Important Considerations for Abandoning Monitoring Wells
Ideally, all well abandonments should restore the subsurface integrity to conditions equal to or better than before the borehole was drilled. Wells that are not properly abandoned at sites where contamination exists can act as a conduit for contamination to readily flow into zones previously uncontaminated. Subsurface contamination can continue undetected for many years and be very difficult to correct, even if the leaking well can be located.
Contamination can travel along the outside of the casing downward to the screened zone if the annular space is not sealed, or contamination could enter through a hole or crack in the casing at the water table and drain into the casing and downward to the screened zone.
If the annular space outside of the well casing is known to be sealed with cement or bentonite clay across all confining and semi-confining beds, then the well may abandoned by filling the inside of the casing with cement and/or a bentonite clay slurry.

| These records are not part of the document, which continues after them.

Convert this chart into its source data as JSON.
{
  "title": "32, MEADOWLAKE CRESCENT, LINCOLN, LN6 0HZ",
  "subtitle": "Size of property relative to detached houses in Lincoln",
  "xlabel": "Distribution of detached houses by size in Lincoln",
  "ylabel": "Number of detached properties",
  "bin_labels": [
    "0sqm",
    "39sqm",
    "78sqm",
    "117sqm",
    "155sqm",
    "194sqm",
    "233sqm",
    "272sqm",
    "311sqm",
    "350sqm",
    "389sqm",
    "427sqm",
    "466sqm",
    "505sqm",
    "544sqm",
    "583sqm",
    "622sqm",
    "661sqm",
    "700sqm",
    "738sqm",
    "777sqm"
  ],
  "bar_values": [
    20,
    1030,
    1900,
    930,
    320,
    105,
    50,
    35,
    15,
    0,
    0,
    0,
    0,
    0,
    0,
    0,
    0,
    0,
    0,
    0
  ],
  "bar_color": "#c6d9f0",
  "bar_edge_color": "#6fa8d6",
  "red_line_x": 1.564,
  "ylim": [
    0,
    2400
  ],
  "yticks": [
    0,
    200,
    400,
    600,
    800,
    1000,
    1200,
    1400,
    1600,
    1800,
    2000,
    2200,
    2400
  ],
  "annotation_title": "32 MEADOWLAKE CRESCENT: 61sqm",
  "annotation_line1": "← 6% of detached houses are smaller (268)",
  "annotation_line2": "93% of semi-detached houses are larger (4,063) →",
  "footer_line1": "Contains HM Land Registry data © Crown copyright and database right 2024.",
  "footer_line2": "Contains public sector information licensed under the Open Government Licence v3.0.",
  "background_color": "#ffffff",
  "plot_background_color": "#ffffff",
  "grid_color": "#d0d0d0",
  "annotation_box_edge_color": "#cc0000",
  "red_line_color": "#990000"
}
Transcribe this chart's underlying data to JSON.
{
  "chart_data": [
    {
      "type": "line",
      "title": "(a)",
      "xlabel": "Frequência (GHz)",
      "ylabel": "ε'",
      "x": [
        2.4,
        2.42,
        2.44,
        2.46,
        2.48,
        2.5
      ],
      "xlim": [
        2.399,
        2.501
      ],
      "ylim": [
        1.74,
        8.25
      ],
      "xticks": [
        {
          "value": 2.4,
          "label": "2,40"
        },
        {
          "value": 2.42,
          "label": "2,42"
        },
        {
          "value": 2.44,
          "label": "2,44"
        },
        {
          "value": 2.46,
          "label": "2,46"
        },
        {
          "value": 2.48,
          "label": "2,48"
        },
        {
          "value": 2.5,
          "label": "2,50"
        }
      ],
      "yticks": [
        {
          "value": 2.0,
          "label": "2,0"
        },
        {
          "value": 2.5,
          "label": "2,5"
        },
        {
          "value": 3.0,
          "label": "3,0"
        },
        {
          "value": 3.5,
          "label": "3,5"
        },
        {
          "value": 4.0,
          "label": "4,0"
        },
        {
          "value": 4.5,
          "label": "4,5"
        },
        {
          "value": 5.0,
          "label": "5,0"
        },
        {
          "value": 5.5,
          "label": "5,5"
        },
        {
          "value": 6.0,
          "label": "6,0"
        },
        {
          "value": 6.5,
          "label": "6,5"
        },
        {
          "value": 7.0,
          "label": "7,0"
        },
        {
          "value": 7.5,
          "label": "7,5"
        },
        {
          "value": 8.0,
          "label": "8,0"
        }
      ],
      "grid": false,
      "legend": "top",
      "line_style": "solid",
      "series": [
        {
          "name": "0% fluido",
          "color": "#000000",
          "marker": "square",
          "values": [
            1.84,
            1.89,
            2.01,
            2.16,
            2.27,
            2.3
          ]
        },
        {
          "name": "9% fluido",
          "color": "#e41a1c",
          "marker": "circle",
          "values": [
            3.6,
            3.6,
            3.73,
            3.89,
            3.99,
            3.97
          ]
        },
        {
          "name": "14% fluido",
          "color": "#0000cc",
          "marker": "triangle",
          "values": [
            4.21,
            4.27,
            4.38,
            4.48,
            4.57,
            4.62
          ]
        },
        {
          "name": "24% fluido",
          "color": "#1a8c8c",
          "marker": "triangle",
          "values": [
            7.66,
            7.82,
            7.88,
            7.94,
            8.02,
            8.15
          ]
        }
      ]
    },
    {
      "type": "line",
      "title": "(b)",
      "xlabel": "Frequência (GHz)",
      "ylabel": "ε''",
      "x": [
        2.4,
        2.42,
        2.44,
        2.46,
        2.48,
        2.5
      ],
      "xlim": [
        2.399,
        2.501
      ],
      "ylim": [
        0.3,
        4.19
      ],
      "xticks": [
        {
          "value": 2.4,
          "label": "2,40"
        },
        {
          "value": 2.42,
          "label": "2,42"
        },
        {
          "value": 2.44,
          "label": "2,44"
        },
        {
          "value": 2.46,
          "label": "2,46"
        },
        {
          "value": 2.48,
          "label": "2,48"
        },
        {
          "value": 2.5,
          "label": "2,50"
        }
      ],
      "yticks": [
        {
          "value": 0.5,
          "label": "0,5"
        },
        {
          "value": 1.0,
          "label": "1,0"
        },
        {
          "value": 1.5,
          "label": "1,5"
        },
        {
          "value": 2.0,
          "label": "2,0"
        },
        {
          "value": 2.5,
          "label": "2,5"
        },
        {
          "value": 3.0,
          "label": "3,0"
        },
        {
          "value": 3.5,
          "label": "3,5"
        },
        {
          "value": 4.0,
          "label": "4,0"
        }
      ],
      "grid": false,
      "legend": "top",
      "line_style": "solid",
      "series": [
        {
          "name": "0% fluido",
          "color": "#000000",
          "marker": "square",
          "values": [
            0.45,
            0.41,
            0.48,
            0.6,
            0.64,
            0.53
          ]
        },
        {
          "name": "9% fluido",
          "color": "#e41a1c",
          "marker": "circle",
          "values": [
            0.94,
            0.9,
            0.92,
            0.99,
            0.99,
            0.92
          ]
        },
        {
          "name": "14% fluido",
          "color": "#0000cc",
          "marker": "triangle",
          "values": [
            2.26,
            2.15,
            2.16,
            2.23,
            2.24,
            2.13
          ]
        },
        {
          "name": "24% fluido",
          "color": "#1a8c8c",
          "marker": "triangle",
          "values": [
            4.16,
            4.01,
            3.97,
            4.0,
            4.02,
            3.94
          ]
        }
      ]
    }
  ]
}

If the integrity of the annular seal of the well is in doubt, the casing should be over-drilled and pulled out completely. This normally is performed using a hollow-stem auger or threaded steel pipe with teeth on the bottom of the casing, which is spun over the casing to be pulled. Circulating mud while the casing is being spun will help remove the material from around the casing. Once the casing is removed, the mudded hole can be sealed by pumping cement to the bottom through a tremie pipe until the cement reaches land surfaces.
Abandoning a well by simply filling the inside of a casing that has not been properly sealed could overlook a conduit leaking along the outside of the casing for a long time. Although the over-drilling is much more costly, the method is much more effective in protecting the ground water resources.
Well abandonment procedures should be documented and properly filed or included in a report for future reference by others. The exact location should be documented so that the well can be relocated if it is difficult to find. The location should also be surveyed or its location established using a Global Positioning System (GPS).